One thing you can remark on, when conversing about Japanese culture, in general, is that it’s, um, quirky. Most Japanese pop culture has had a hard time finding a foothold in the minds and hearts of the rest of the world, ignoring of course the phenomenal hold of Pokémon on the avid minds and anxious hearts of the world’s youth, but we won’t go there. There’s nothing particularly averse about the pop culture of Japan, it’s just, um…quirky.


That’s not to say that quirky is bad. Not at all. I love Japanese culture, both the traditional past and the contemporary present of the small string of islands. One Star’s Triangulum falls right in line with most of Japanese culture—it, too, is quirky, and delightfully so, even if a little less filling than some of the better electronic music out there.

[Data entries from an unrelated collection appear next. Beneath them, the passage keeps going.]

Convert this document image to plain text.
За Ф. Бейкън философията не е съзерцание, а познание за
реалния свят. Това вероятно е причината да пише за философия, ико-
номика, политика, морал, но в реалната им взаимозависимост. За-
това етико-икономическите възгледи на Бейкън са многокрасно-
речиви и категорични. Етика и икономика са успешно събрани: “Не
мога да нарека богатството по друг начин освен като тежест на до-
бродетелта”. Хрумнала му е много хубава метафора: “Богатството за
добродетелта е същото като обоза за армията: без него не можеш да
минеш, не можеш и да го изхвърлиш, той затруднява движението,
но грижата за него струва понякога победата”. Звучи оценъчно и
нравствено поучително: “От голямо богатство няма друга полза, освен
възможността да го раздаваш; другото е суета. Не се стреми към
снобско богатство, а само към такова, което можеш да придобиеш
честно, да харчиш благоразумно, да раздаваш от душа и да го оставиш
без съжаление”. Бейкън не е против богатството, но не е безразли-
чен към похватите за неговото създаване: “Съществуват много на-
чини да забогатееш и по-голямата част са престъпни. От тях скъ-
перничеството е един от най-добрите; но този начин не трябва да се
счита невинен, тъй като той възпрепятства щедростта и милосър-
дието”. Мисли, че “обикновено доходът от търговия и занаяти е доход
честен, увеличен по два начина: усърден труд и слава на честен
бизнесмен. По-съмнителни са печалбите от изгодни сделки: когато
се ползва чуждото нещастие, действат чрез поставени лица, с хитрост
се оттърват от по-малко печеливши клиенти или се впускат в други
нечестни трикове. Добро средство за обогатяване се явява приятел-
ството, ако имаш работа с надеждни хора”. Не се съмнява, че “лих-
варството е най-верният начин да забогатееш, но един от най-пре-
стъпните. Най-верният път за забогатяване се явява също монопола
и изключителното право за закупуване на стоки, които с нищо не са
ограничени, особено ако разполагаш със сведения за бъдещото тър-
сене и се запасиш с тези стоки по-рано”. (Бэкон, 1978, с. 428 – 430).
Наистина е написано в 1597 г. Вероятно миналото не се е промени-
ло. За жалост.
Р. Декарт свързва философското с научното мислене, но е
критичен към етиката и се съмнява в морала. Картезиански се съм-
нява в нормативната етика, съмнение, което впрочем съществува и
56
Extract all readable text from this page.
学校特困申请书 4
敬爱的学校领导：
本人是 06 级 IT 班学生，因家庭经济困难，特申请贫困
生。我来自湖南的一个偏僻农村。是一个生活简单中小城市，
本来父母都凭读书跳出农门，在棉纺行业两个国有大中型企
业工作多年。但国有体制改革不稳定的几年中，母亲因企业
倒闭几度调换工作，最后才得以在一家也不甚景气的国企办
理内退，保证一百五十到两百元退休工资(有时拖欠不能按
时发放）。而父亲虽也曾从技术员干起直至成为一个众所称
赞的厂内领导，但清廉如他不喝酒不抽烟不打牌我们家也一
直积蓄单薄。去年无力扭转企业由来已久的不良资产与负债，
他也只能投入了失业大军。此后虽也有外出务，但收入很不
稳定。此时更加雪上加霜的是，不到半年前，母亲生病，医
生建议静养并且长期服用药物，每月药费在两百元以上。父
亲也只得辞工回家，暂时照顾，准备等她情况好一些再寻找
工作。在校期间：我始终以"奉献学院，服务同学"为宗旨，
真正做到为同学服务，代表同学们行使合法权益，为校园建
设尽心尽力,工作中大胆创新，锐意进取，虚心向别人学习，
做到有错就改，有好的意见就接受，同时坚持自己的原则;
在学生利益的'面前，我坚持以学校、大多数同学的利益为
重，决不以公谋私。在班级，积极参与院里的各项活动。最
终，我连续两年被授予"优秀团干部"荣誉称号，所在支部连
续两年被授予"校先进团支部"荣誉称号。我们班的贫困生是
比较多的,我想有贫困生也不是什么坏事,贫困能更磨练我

From the strangely dissonant mixture of the first track, “The Jelly is Set!,” a song featured on a previous EP titled The Jelly is Set!, a playful tone is set for the rest of the album; thankfully, the rest of the album does not disappoint. Every rhythm is a meticulous combination of electronica that manages to sound uncontrived and fun.


The chorus laid over the funky bass drum driven rhythm of “Cyril’s Comic” would be haunting given a less lively backdrop. “Megalomaniac Ant” is an underwater trip with an accordion and what is purportedly a small insect that has supposed designs on himself perhaps one day ruling the earth, but the music certainly manages not to sound gloomy or ridicules, only amusing. The title track, however, manages to sound serious, and comes off as a beautiful dirge-like song with vocals and guitar that would feel at home within any gloomy contraption built by Billy Corgan and bandmates (er, Billy Corgan). Even some of the digital haze during “E.U.R.O.P.A.” is reminiscent of some of Jane’s Addiction’s hazy rhythms, particularly those from their “Ritual De Lo Habitual.” There’s nothing new or innovative here…just trippy tracks from Japan.


On the down side, Triangulum is representative of most electronic music—it’s fun for a listen or two but doesn’t hold up well to repeated listenings. There’s no real meat to sink your teeth into. Most listeners will find themselves looking elsewhere for better electronic tunes upon which to engorge themselves. That’s not to say the album isn’t lively or fun, just that Triangulum is really only an appetizer for bigger and better meals.